Bayerische Nein-Sager genießen Status letzter Outlaws
Wer jetzt einwendet, dieses Separatistentum sei ein ländliches Phänomen, dem möchte ich eine Anekdote aus der Landeshauptstadt entgegenhalten. Regelmäßig werden U-Bahnstationen in einem Münchner Stadtteil mit Stickern von 1860 München gepflastert. Sie empfangen den Reisenden mit einem herzlichen "Willkommen in Giesing, Ihr A...löcher". Und damit sind nicht nur die "roten" Bayern gemeint, sondern uneingeschränkt alle.
Trotz dieser überaus herzlichen Empfangskultur gibt es in Bayern jährlich 84 Millionen Übernachtungen. Und die Eskapaden eines Dobrindt oder Seehofer stoßen bei der Bevölkerung auf Toleranz, wenn nicht sogar auf heimliche Bewunderung. Warum? Vielleicht, weil in einer Welt aus Ja-Sagern die Nein-Sager so etwas wie letzten Outlaws sind. Und so freuen wir uns schon jetzt auf den nächsten Einspruch aus Bayern.

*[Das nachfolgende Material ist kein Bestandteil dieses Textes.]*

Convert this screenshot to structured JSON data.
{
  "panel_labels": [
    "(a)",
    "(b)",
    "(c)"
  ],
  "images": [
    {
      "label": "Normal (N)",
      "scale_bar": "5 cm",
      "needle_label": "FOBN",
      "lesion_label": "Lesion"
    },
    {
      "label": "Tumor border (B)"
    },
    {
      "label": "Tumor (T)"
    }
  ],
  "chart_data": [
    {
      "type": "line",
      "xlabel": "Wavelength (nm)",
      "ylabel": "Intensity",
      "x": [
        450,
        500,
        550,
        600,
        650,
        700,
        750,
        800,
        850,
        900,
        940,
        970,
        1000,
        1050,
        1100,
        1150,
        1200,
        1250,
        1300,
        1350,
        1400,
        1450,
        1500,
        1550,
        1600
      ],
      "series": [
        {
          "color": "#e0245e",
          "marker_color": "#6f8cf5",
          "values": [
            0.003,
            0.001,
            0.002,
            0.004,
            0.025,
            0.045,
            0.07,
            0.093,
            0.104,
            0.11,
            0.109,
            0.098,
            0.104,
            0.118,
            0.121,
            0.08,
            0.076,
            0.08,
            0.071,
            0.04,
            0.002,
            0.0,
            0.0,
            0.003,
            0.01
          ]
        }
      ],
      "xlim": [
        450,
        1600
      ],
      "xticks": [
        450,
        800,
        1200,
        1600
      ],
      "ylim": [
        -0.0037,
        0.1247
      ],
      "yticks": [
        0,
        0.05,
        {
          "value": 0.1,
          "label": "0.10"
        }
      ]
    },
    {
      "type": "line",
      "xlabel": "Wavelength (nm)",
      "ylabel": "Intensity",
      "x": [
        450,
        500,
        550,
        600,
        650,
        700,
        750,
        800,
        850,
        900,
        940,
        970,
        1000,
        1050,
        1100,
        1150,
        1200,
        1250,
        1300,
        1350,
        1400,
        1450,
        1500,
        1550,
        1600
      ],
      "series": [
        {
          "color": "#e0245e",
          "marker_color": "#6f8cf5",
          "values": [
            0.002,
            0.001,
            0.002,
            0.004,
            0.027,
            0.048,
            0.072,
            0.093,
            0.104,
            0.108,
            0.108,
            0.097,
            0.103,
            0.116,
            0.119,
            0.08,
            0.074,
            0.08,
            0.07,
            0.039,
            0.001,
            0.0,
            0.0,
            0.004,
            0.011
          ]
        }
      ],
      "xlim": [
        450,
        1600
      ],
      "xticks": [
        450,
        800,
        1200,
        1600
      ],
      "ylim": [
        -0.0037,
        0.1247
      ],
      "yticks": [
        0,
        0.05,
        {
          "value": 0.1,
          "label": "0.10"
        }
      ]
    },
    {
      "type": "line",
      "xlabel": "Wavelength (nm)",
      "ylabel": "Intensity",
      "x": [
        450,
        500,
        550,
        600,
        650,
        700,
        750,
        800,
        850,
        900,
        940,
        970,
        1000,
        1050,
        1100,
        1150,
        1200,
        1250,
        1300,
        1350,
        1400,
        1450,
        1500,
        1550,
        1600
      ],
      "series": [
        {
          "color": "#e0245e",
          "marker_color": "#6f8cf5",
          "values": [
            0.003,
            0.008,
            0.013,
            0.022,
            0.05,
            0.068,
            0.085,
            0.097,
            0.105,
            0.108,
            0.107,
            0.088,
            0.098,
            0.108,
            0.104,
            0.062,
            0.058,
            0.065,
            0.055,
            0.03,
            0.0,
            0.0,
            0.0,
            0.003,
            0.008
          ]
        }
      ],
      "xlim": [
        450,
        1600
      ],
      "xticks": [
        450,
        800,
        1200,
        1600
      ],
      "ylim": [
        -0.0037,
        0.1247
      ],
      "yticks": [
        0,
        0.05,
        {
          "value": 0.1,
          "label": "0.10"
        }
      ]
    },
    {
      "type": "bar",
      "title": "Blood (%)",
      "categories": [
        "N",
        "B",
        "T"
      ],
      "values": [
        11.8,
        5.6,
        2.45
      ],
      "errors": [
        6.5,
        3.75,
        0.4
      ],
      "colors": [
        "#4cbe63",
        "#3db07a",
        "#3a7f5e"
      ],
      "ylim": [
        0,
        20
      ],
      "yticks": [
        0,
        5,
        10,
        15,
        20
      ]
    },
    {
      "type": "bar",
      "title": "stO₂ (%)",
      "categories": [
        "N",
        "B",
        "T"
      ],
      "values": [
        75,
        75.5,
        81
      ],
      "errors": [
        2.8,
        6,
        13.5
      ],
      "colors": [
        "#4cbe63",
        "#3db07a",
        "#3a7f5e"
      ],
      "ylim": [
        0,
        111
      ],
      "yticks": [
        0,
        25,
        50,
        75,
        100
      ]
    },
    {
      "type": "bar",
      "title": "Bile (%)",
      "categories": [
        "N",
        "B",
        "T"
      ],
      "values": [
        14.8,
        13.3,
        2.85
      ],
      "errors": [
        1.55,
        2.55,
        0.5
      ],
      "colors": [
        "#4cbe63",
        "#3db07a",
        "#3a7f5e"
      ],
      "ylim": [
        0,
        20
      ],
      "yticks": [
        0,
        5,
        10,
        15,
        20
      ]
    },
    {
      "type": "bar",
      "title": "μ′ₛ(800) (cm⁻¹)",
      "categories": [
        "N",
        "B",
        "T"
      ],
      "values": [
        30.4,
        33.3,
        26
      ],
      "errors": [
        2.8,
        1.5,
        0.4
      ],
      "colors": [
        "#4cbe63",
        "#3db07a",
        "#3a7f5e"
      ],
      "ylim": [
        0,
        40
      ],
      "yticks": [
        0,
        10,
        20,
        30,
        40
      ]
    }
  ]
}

Die Geduld der bundesrepublikanischen Restbevölkerung ist wahrscheinlich erst dann erschöpft, wenn die kapuzentragende Bruderschaft der königstreuen Guglmänner vor der Staatskanzlei mit der bayerischen Flagge für eine Abspaltung des Freistaats demonstriert.
Alexander Pschera, geboren in Heidelberg, Studium und Promotion der Germanistik, Philosophie und Musikwissenschaft. Zahlreiche Veröffentlichungen in Hörfunk, Zeitungen und Zeitschriften, Buchautor bei Matthes & Seitz, lebt als Autor, Publizist und Kommunikationsberater in der Nähe von München.